The Times has learnt that more than half of Van Gaal’s £8 million annual package is based on a series of performance-related, loyalty and image rights clauses. The Dutchman will get a £400,000 bonus if United win the FA Cup and a £5 million payoff if he is sacked at the end of the season.

Meanwhile, The Daily Mail reckon that Jose Mourinho won’t wait another season for the Manchester United job, as was suggested, rather ridiculously, in some areas of the press this week.

They state:

Jose Mourinho refuses to wait another year for Manchester United job with club staff expecting Louis van Gaal to STAY on

We think that Jose Mourinho is communicating with Manchester United via the press because the club themselves simply don’t know what to do. Quite reasonably Jose wants to know if the Manchester United job will be available this summer because that is apparently his preferred destination.

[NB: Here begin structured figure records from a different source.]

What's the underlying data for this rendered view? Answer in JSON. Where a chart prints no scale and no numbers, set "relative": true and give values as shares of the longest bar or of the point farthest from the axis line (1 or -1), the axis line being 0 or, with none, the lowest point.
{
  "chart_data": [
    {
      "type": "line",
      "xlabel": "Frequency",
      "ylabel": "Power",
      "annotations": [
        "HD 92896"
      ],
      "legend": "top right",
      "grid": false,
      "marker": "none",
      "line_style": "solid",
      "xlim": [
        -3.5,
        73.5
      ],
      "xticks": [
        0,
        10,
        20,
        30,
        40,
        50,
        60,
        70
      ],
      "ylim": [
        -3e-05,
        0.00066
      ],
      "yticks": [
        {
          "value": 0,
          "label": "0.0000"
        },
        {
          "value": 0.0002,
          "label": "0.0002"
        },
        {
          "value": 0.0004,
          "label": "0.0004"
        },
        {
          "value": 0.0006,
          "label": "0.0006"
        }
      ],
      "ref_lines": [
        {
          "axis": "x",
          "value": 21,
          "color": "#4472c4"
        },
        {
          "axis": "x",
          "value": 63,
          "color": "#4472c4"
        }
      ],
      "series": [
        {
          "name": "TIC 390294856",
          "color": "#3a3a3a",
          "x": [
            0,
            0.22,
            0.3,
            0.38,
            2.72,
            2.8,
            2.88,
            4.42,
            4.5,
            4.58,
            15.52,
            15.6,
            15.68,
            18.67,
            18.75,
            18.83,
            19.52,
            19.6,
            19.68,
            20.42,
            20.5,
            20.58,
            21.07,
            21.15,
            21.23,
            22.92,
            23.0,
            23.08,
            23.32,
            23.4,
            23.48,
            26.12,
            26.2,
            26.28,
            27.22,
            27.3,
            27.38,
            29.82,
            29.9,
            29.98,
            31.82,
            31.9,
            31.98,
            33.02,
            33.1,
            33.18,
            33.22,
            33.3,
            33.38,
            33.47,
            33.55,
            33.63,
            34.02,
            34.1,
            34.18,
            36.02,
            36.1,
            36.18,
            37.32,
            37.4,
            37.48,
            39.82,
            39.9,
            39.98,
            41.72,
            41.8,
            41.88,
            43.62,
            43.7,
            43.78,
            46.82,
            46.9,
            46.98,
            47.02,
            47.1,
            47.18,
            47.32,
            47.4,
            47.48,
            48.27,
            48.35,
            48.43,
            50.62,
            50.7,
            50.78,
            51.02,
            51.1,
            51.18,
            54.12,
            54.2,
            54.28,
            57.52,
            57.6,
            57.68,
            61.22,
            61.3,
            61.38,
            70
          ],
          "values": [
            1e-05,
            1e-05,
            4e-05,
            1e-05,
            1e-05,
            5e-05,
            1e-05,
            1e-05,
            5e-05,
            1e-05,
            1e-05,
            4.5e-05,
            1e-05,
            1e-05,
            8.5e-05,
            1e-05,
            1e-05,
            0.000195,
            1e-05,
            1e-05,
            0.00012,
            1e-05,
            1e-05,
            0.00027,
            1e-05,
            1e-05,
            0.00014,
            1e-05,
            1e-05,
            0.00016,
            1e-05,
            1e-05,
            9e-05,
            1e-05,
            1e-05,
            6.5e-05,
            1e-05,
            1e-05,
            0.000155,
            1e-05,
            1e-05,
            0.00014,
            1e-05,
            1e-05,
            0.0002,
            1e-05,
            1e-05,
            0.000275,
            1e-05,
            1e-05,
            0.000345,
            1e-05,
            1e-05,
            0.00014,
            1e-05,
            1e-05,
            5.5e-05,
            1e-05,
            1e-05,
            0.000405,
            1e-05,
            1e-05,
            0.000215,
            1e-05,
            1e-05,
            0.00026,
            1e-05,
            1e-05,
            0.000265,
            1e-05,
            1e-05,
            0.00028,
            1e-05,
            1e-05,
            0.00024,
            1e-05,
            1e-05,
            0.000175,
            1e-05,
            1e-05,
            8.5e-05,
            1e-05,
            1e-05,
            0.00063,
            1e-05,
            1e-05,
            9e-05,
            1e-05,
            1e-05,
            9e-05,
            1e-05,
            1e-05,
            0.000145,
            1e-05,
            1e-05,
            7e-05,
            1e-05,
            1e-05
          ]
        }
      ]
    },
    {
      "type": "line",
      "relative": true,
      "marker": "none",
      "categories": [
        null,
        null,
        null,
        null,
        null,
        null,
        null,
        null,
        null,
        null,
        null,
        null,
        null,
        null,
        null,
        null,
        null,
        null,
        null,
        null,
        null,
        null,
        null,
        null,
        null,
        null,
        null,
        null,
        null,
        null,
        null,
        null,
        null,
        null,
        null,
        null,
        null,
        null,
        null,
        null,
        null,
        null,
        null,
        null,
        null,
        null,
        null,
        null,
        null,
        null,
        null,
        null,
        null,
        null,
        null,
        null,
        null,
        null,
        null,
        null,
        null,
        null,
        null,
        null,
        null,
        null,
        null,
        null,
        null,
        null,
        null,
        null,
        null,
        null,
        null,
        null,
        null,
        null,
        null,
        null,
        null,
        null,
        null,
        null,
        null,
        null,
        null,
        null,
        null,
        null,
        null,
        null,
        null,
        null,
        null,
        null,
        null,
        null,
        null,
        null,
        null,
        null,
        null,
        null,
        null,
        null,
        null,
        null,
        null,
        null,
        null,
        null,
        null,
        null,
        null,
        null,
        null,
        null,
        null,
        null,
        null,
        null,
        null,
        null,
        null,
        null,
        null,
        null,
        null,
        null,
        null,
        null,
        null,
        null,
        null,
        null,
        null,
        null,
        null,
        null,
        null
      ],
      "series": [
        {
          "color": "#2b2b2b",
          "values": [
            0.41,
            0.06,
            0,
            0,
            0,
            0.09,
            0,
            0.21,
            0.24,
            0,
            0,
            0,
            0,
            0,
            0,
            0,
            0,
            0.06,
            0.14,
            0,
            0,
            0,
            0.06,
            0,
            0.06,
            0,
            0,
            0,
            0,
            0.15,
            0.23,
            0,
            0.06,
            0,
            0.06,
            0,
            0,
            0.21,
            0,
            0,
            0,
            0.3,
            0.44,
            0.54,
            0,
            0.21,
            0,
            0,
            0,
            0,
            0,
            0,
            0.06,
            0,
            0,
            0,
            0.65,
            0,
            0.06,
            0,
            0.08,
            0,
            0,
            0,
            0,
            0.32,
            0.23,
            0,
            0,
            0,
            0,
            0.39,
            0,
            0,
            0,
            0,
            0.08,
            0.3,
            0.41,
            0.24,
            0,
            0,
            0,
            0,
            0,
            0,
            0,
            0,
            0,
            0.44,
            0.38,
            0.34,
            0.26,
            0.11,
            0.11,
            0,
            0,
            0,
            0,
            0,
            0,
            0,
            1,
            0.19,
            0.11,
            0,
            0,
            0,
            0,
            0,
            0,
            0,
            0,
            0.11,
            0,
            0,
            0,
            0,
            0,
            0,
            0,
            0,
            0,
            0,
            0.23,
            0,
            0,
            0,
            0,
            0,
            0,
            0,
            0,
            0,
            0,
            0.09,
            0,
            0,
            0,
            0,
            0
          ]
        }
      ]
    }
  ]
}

But he wants employment next term and if Manchester United can’t make what seems to us the most simple of decisions soon then they will lose their best chance of taking the title next season.

Van Gaal and the Manchester United board may look to small signs of improvement to prove that progress is being made.

But surely the status quo isn’t where Van Gaal or the club would have wanted to be two years in to the Dutchman’s tenure?

Manchester United need Mourinho. If they don’t bring him in they will only have themselves to blame for continued decline, while the competitors gear up with the next generation of top managers like Klopp, Guardiola, Pochettino, Conte and Koeman.